Yesterday at around 7 PM my internet connection stopped working. The PS4 stopped loading Netflix and I heard that a web page failed to load from the other room. I took the obvious first course of action and rebooted the router and the modem. To my annoyance, this didn’t correct the issue. So the remainder of the night we took to watch movies off of Plex.

This morning the Internet still wasn’t working, so I had to announce on my weekly conference call that I couldn’t do much until things were corrected. However, without anything better to do I went through and troubleshot the issue a bit further. Since I couldn’t correct it, I should definitely make sure the issue wasn’t on my end of the connection.

I checked DNS, and I was getting DNS resolution. Most of my machines were using Google for DNS, but some use the router. So I checked both methods and DNS seemed to be found. I then moved on to ping testing. I could ping different sites out there in the world, but some of the responses came back very slowly. There could be a delay just slowing things down.

I started accessing different sites. Almost all of them would time out, but Facebook and Gmail would load slowly. My ISP’s own site wouldn’t load at all beyond the first header, but that could have been pulled from the cache. I thought maybe something was blocking HTTP, but not HTTPS. So I tried other HTTPS sites, and I couldn’t find any more that would load. The likely reason is Facebook and Gmail have proxy servers directly located on my ISP’s network and that is why they would work fine.

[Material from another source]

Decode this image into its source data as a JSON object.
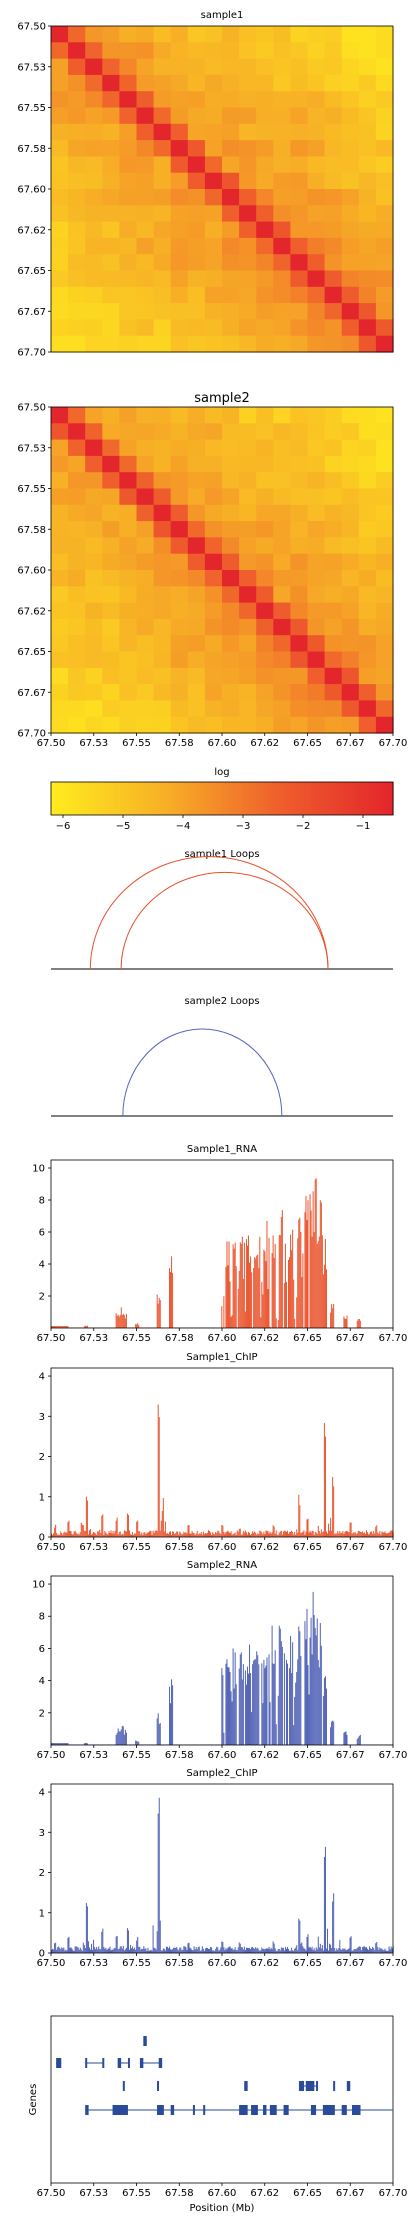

Email was slow but working. FTP would connect and then timeout. So we have two major issues going on. The first is slowness. This was likely increased by constant testing by everyone to see if things came back yet. This would lead to a pseudo-DDoS attack on the systems. The second was why no other web pages were loading.

I came to the conclusion that an upstream transparent proxy (or group) had stopped HTTP/HTTPS traffic. Since other protocols were working that means they likely were not routed through this proxy. It could also be that a firewall rule was in place blocking the traffic, but since the outage was about 19 hours – that should have been found quickly. Rebuilding or rerouting around a proxy server might take tons of reconfigurations of routers and other servers along the way, so it may have all hinged on that server.

Being a nice guy who had done all the research and troubleshooting – and seeing I could access Facebook, I sent a message to the ISP of the issue and the symptoms. Of course, it was a Facebook moderator who knows nothing about any of what you just read, they gave me the standard “thank you, we are aware there are outages in your area and we don’t have an ETA for service to resume”. That person calls it an outage when his page doesn’t load and doesn’t look any further than rebooting the modem.

Nothing I found out helped me get connected to the wider world any sooner. But I understood the problem even though if I called tech support, they would have had no clue what I was talking about. That’s fine, it’s not my monkey and not my circus. Granted I may throw peanuts at the monkey to amuse me and help me get things done, but I’m still at the mercy of the organ grinder to turn the crank. At least it is all working now.